"Kendine menfaat ve avantajlar sağlarken araya bir kısım hayır-hasenat işlerini sıkıştırmak, dava iddiasını canlı tutmaya yetmez. Boşuna aldatmayın kendinizi. Devlet imkanları kullanılarak “dava aşkı” yaşatılamaz."
Ya “dava adamı” olursun; yahut heva adamı. İkisi birden olunmaz! Onca yalanı, yanlışı, iftirayı, ihtikarı “dava” tezleri ile örtbas edemezsin. Aklın sıra günü kurtarsan bile “Dava”ya yazık olur! Zulmünden dolayı inandırıcılığını kaybedersin. Ve ne yazık ki temsil iddiasında bulunduğun davanın saffetine, ismetine zarar verirsin.

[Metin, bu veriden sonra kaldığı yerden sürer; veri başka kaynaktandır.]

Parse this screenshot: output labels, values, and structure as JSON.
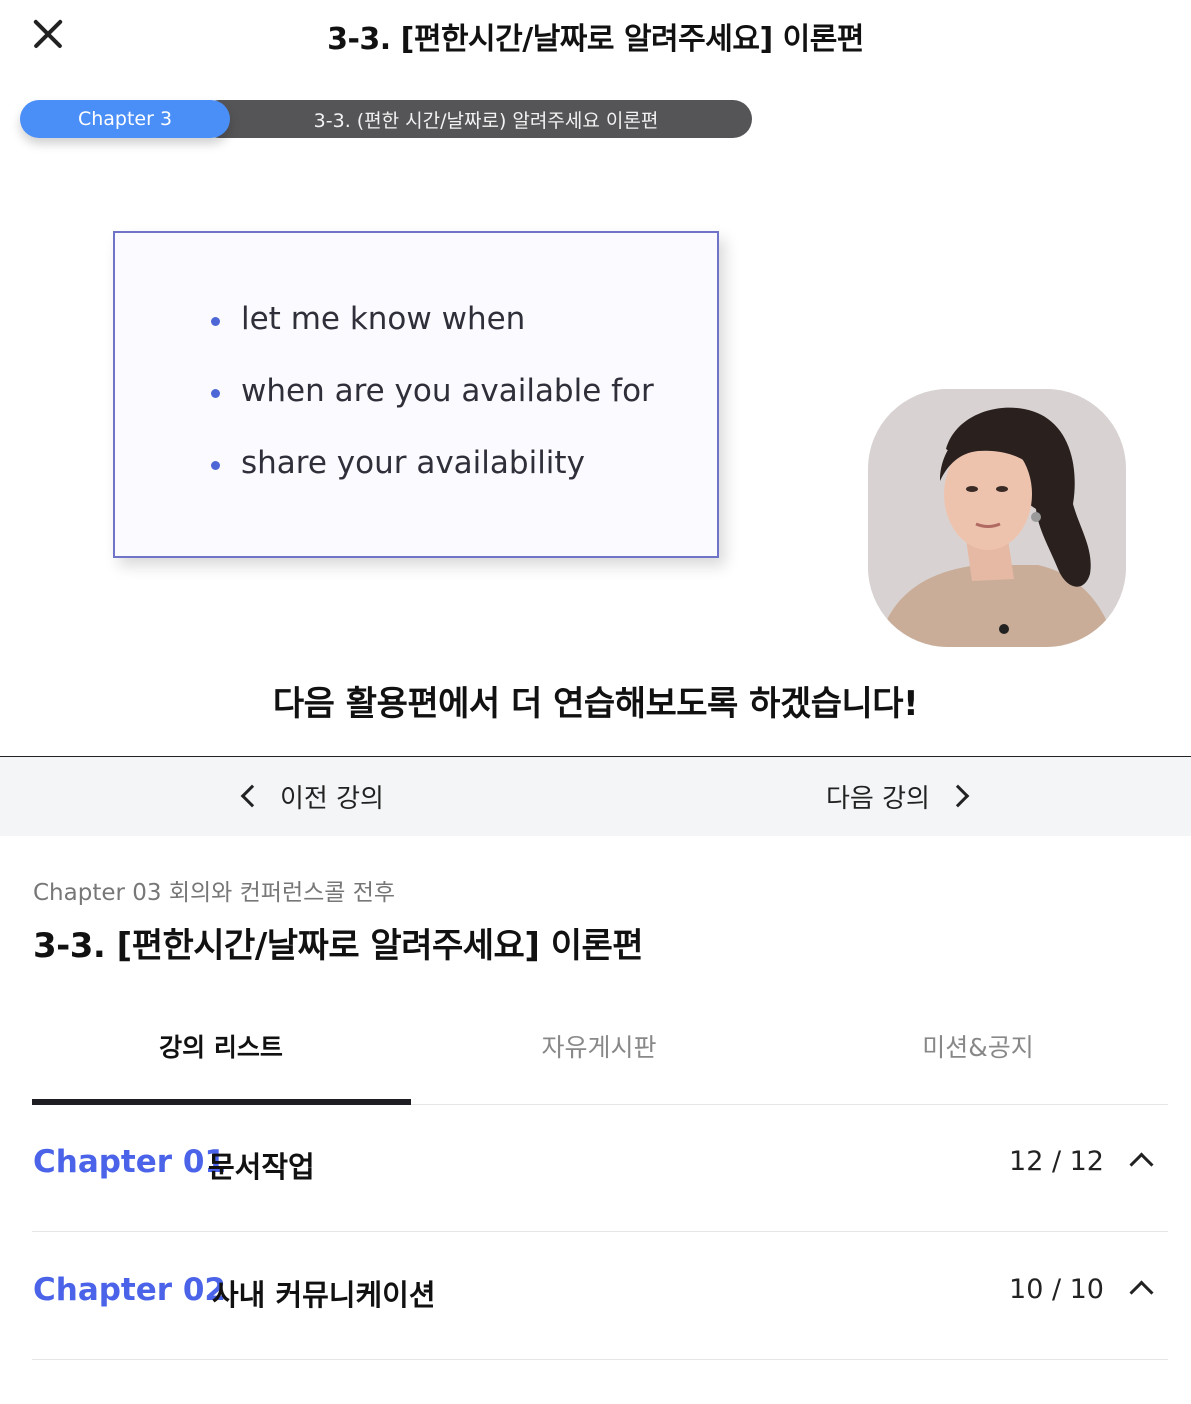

Bir “dava”nın özü şefkate, merhamete, adalete, muhabbete dayanırken; kimin haddine düşmüş ki o kavramları hiddete, şiddete, zulme dönüştürülebilsin. “Dava”nın ana mesajı herkesi kucaklamaya, gönüller kazanmaya, toplumsal barışa çağırıyorsa ve siz tam ters istikamete giderek insanları kamplaşmaya, ötekileştirmeye, nefretleşmeye itiyorsanız hangi cüretle “dava”dan bahsedebilirsiniz.